Abstract

In this project, Microsoft Research WikiQA Corpus is used. The WikiQA corpus includes a set of question and sentence pairs, which is collected and annotated for research on open-domain question answering. The question sources were derived from Bing query logs, and each question is linked to a Wikipedia page that potentially has the answer.

This project presents a Question Answering framework using sequence model with attention mechanism. The dataset consists of questions, corresponding candidate answers, and labels indicating whether each sentence is the correct answer. Document preprocessing involves consolidating sentences into documents for each question and capturing the correct answer sentences. Various functions are defined for data processing, including tokenization, word embedding usingWord2Vec- SkipGram, padding, part-of-speech tagging, lemmatization, named entity tagging, and TF-IDF calculation. These functions transform the data and generate input features for the QA model.

The QA model architecture includes a Question Summary model and a Document model. The Question Summary model utilizes Bi-Directional Recurrent Neural Networks (Bi-RNN) to encode contextual information from the questions, and the output of the model is a question summary. NER tagging, POS tagging, lemmatization, and TF-IDF calculation are done on the documents and the embeddings of these values are obtained to feed into the document model. The document tokens are also converted into word vectors, and the resulting embeddings are fed into a GRU model.
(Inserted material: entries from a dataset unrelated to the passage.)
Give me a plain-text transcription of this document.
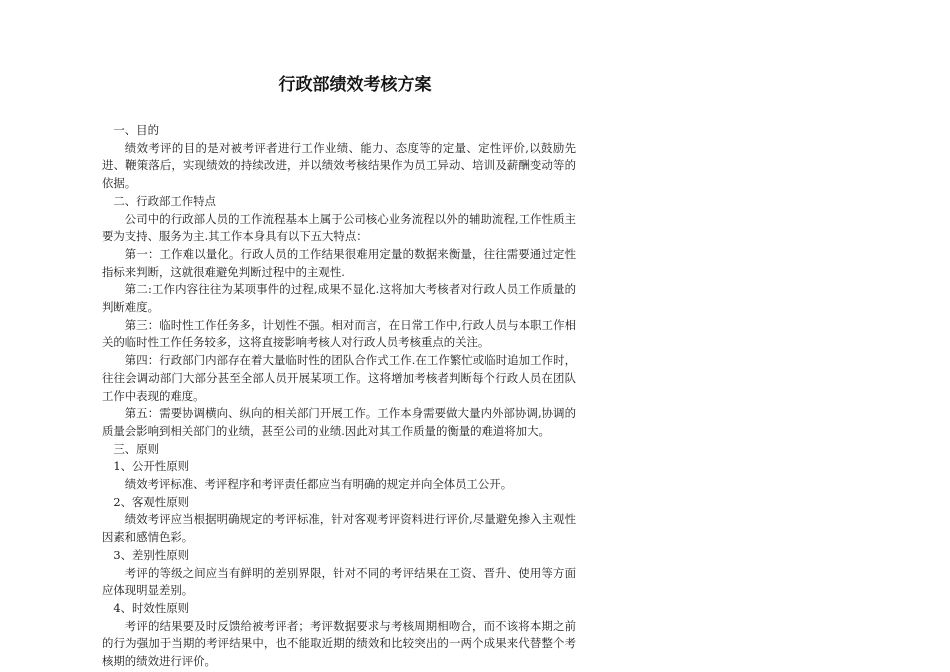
行政部绩效考核方案

一、目的

绩效考评的目的是对被考评者进行工作业绩、能力、态度等的定量、定性评价,以鼓励先进、鞭策落后，实现绩效的持续改进，并以绩效考核结果作为员工异动、培训及薪酬变动等的依据。

二、行政部工作特点

公司中的行政部人员的工作流程基本上属于公司核心业务流程以外的辅助流程,工作性质主要为支持、服务为主.其工作本身具有以下五大特点：

第一：工作难以量化。行政人员的工作结果很难用定量的数据来衡量，往往需要通过定性指标来判断，这就很难避免判断过程中的主观性.

第二:工作内容往往为某项事件的过程,成果不显化.这将加大考核者对行政人员工作质量的判断难度。

第三：临时性工作任务多，计划性不强。相对而言，在日常工作中,行政人员与本职工作相关的临时性工作任务较多，这将直接影响考核人对行政人员考核重点的关注。

第四：行政部门内部存在着大量临时性的团队合作式工作.在工作繁忙或临时追加工作时，往往会调动部门大部分甚至全部人员开展某项工作。这将增加考核者判断每个行政人员在团队工作中表现的难度。

第五：需要协调横向、纵向的相关部门开展工作。工作本身需要做大量内外部协调,协调的质量会影响到相关部门的业绩，甚至公司的业绩.因此对其工作质量的衡量的难道将加大。

三、原则

1、公开性原则

绩效考评标准、考评程序和考评责任都应当有明确的规定并向全体员工公开。

2、客观性原则

绩效考评应当根据明确规定的考评标准，针对客观考评资料进行评价,尽量避免掺入主观性因素和感情色彩。

3、差别性原则

考评的等级之间应当有鲜明的差别界限，针对不同的考评结果在工资、晋升、使用等方面应体现明显差别。

4、时效性原则

考评的结果要及时反馈给被考评者；考评数据要求与考核周期相吻合，而不该将本期之前的行为强加于当期的考评结果中，也不能取近期的绩效和比较突出的一两个成果来代替整个考核期的绩效进行评价。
The output of the GRU model is then passed through an attention mechanism together with the question summary. The output from the attention mechanism is fed into a Softmax classification. For each word, Softmax classification calculates the probability of belonging to the answer. Extensive testing and ablation studies to evaluate the model performance were done. The testing involved an input embedding ablation study, attention ablation study, and hyperparameter testing.